Collectibles are inseparable from kids' meals at Maccas. And over at Coles and Woolworths, collectibles are proven winners. The community has largely accepted this strategy as an integral, some would say fun, part of the retail experience - if you ignore controversy over plastics and the environment.
So it was interesting to see Coles re-enter the fray last week with its Little Treehouse campaign. It’s offering a cute little set of 24 books based on the LIttle Treehouse series by author Andy Griffiths and illustrator Terry Denton.
Like every good consumer strategy, it’s simple. Spend more than $30 and you get one of 24 different little plastic-wrapped books. It’s a lucky-dip model, meaning it will likely take more than 24 visits to Coles to end up with the full set - unless, of course you start trading or buying them on social media.
What’s less simple is understanding what’s going on from a strategy and leadership perspective. In fact, that’s exactly what the media has been trying to figure out.
Over at 7News, the stoked emotions with a report about the books being printed in China. Canstar wondered if customers would accept this campaign in the midst of a pandemic, quoting an expert who called the timing “perplexing.”
Meanwhile, the AFR quoted chief marketing officer and campaign architect Lisa Ronson setting the record straight. To paraphrase her, “kids are spending more time at home during a global pandemic, so of course it’s a good time!”
But let’s be clear, questions about the campaign timing, printing in China or the bigger question about plastics are a side show.
This isn’t a story about growth, it’s a story about trust.
Growth is sorted. We’re all at home cooking more than we ever have during the pandemic.
Ms Ronson unpacks the trust narrative in an interview with Mumbrella.
Our vision is to make Coles Australia’s most trusted retailer. So, I felt that campaigns like this one which have that excitement of the collectables that we’ve run in the past, but are making Australians healthier and happier very much at its heart is in line with where we want to go.

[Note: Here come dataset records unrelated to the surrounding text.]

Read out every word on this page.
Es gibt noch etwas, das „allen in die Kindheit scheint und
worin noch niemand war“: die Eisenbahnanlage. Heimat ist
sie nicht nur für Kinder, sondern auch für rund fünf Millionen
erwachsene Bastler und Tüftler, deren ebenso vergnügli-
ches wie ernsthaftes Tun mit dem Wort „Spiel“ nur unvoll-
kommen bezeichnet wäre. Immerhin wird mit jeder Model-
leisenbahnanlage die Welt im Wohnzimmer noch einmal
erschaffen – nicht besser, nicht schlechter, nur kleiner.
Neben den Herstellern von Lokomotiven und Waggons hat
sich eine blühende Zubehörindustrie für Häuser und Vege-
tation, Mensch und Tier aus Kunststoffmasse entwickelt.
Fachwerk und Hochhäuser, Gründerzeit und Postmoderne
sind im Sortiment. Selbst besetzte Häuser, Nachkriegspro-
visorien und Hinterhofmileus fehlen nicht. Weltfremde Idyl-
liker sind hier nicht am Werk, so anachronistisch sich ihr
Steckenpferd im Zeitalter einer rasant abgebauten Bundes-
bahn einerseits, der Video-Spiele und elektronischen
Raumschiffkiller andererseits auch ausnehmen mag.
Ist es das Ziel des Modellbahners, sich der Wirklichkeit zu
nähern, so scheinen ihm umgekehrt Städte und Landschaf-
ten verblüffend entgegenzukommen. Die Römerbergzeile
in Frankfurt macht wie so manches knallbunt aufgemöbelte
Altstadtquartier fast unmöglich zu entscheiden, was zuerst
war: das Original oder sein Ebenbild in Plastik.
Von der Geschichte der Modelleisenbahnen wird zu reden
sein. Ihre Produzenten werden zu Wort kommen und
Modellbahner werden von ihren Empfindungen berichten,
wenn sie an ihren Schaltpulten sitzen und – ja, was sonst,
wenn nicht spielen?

If you want to foster trust, customer engagement and authentic emotions that build loyalty, you tell a story. Or in this case, you invite a book author and illustrator to tell those stories for you.

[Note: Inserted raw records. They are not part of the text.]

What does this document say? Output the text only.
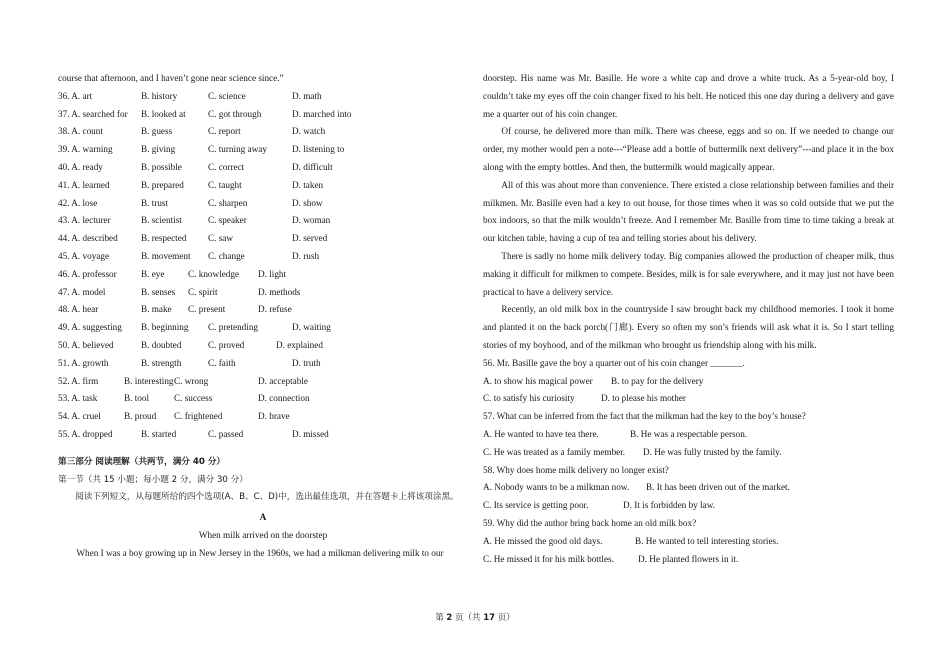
course that afternoon, and I haven’t gone near science since.”
36. A. art	B. history	C. science	D. math
37. A. searched for B. looked at C. got through	D. marched into
38. A. count	B. guess	C. report	D. watch
39. A. warning	B. giving	C. turning away	D. listening to
40. A. ready	B. possible	C. correct	D. difficult
41. A. learned	B. prepared	C. taught	D. taken
42. A. lose	B. trust	C. sharpen	D. show
43. A. lecturer	B. scientist	C. speaker	D. woman
44. A. described	B. respected C. saw	D. served
45. A. voyage	B. movement C. change	D. rush
46. A. professor	B. eye	C. knowledge D. light
47. A. model	B. senses C. spirit	D. methods
48. A. hear	B. make C. present	D. refuse
49. A. suggesting B. beginning C. pretending	D. waiting
50. A. believed	B. doubted	C. proved	D. explained
51. A. growth	B. strength	C. faith	D. truth
52. A. firm	B. interesting C. wrong	D. acceptable
53. A. task	B. tool	C. success	D. connection
54. A. cruel	B. proud C. frightened	D. brave
55. A. dropped	B. started	C. passed	D. missed
第三部分 阅读理解（共两节，满分 40 分）
第一节（共 15 小题；每小题 2 分，满分 30 分）

阅读下列短文，从每题所给的四个选项(A、B、C、D)中，选出最佳选项，并在答题卡上将该项涂黑。

A
When milk arrived on the doorstep
When I was a boy growing up in New Jersey in the 1960s, we had a milkman delivering milk to our

doorstep. His name was Mr. Basille. He wore a white cap and drove a white truck. As a 5-year-old boy, I couldn’t take my eyes off the coin changer fixed to his belt. He noticed this one day during a delivery and gave me a quarter out of his coin changer.

Of course, he delivered more than milk. There was cheese, eggs and so on. If we needed to change our order, my mother would pen a note---“Please add a bottle of buttermilk next delivery”---and place it in the box along with the empty bottles. And then, the buttermilk would magically appear.

All of this was about more than convenience. There existed a close relationship between families and their milkmen. Mr. Basille even had a key to out house, for those times when it was so cold outside that we put the box indoors, so that the milk wouldn’t freeze. And I remember Mr. Basille from time to time taking a break at our kitchen table, having a cup of tea and telling stories about his delivery.

There is sadly no home milk delivery today. Big companies allowed the production of cheaper milk, thus making it difficult for milkmen to compete. Besides, milk is for sale everywhere, and it may just not have been practical to have a delivery service.

Recently, an old milk box in the countryside I saw brought back my childhood memories. I took it home and planted it on the back porch(门廊). Every so often my son’s friends will ask what it is. So I start telling stories of my boyhood, and of the milkman who brought us friendship along with his milk.

56. Mr. Basille gave the boy a quarter out of his coin changer _______.
A. to show his magical power B. to pay for the delivery
C. to satisfy his curiosity	D. to please his mother
57. What can be inferred from the fact that the milkman had the key to the boy’s house?
A. He wanted to have tea there.	B. He was a respectable person.
C. He was treated as a family member. D. He was fully trusted by the family.
58. Why does home milk delivery no longer exist?
A. Nobody wants to be a milkman now. B. It has been driven out of the market.
C. Its service is getting poor.	D. It is forbidden by law.
59. Why did the author bring back home an old milk box?
A. He missed the good old days.	B. He wanted to tell interesting stories.
C. He missed it for his milk bottles.	D. He planted flowers in it.
第 2 页（共 17 页）
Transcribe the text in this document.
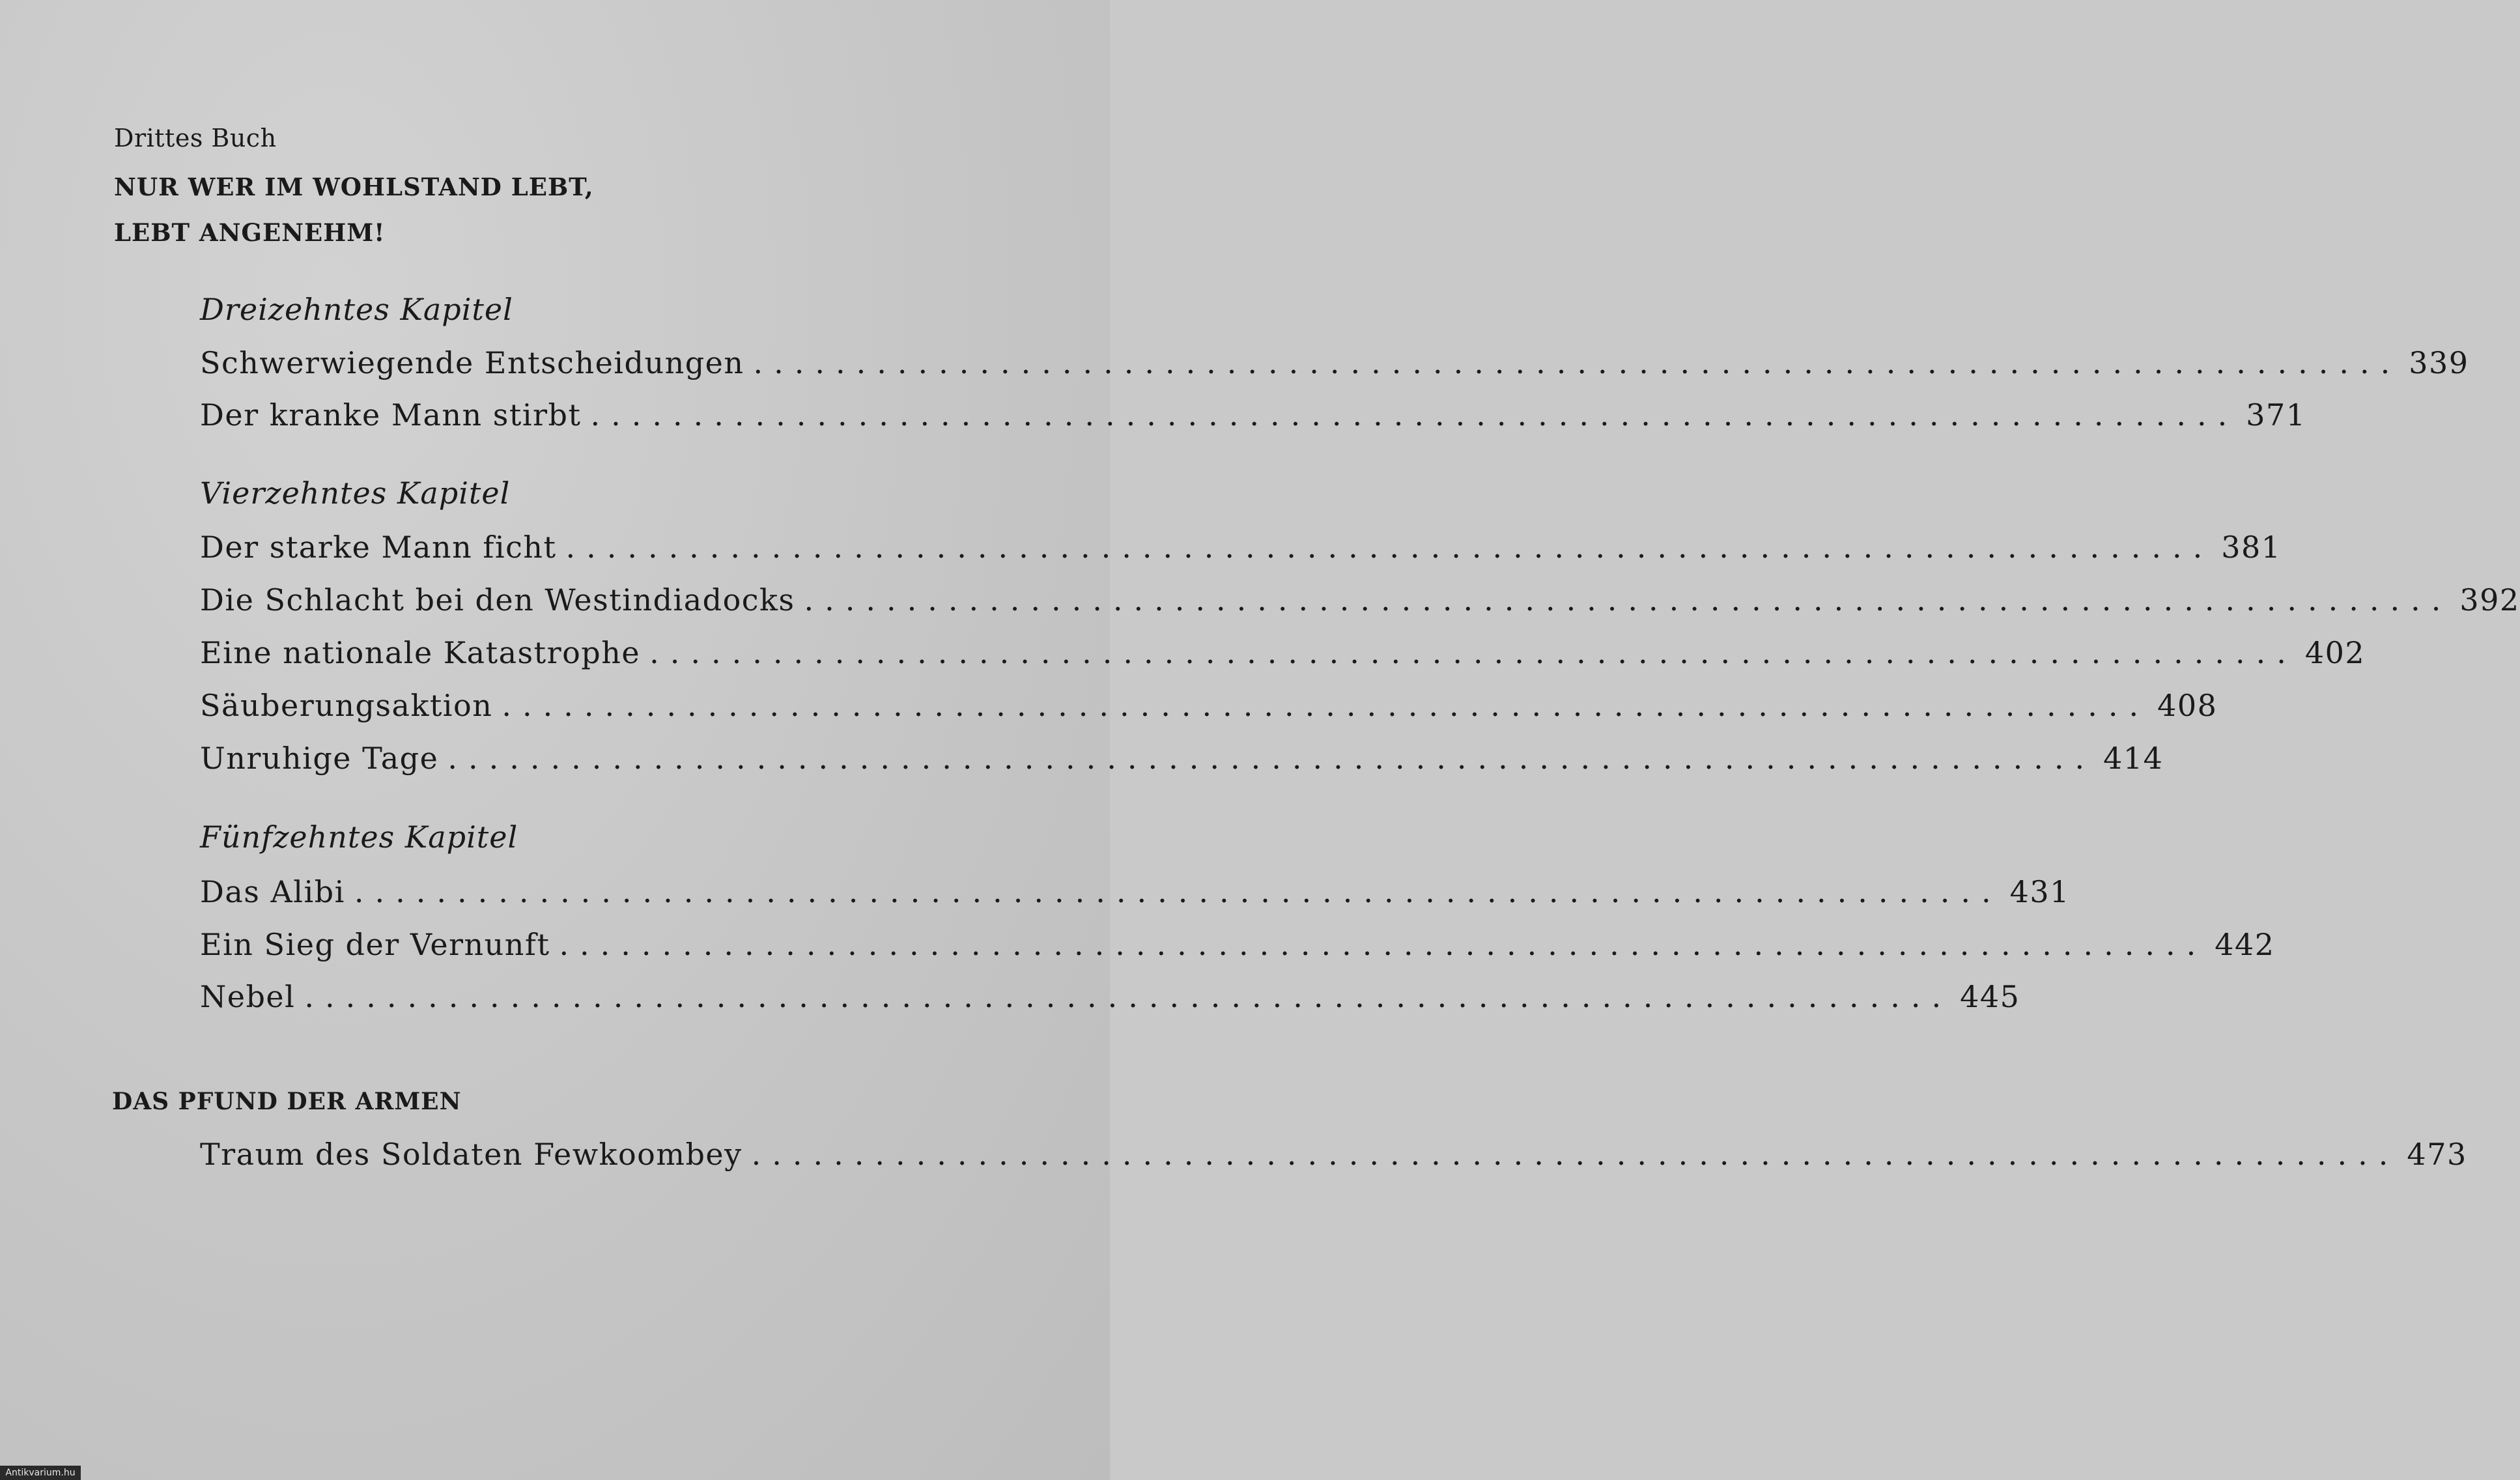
Drittes Buch
NUR WER IM WOHLSTAND LEBT,
LEBT ANGENEHM!
Dreizehntes Kapitel
Schwerwiegende Entscheidungen ................................................................................ 339
Der kranke Mann stirbt ................................................................................ 371
Vierzehntes Kapitel
Der starke Mann ficht ................................................................................ 381
Die Schlacht bei den Westindiadocks ................................................................................ 392
Eine nationale Katastrophe ................................................................................ 402
Säuberungsaktion ................................................................................ 408
Unruhige Tage ................................................................................ 414
Fünfzehntes Kapitel
Das Alibi ................................................................................ 431
Ein Sieg der Vernunft ................................................................................ 442
Nebel ................................................................................ 445
DAS PFUND DER ARMEN
Traum des Soldaten Fewkoombey ................................................................................ 473
Antikvarium.hu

It’s a great example of fostering what I describe in Beliefonomics as a Belief Moment, a story that engages hearts and minds to shift your belief from one state to another.
Stay with me as we quickly unpack this idea.

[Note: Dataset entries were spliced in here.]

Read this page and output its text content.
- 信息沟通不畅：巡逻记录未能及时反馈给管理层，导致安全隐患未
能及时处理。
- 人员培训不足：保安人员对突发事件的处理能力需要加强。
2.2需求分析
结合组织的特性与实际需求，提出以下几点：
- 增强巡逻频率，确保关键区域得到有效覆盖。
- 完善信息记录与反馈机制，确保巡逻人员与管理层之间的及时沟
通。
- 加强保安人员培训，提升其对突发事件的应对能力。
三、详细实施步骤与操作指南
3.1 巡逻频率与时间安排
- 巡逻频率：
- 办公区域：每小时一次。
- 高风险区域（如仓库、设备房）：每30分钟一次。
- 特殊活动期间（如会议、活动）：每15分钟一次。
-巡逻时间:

What’s “the story?” Coles is providing free books to align with a real-life hearts and minds moment: story time with your kids. This is an emotive, trust-building and time-honoured tradition shared between parents and kids. Coles wants to join you in the kids bedroom. Not in a creepy way, of course. It must be authentic and fun - as things do indeed appear.
What about “belief?” Coles is inviting us to believe it is the most trusted retailer in Australia. Not in supermarket retailing, but the category as a whole - an important difference.
In marketing parlance, it’s a vision that seeks to reposition the supermarket outside the Coles vs. Woolworths narrative. Woolworths, arguably, has already won that battle. It’s the “fresh food people.” Coles are not.
In response, it seems when you’ve lost one battle, pick another.
So, do you trust Coles above all other brands? It’s a journey that begins when you open a Little Treehouse book and start turning the pages. Just don’t get distracted by the fact that, metaphorically, there's a retailer in the room.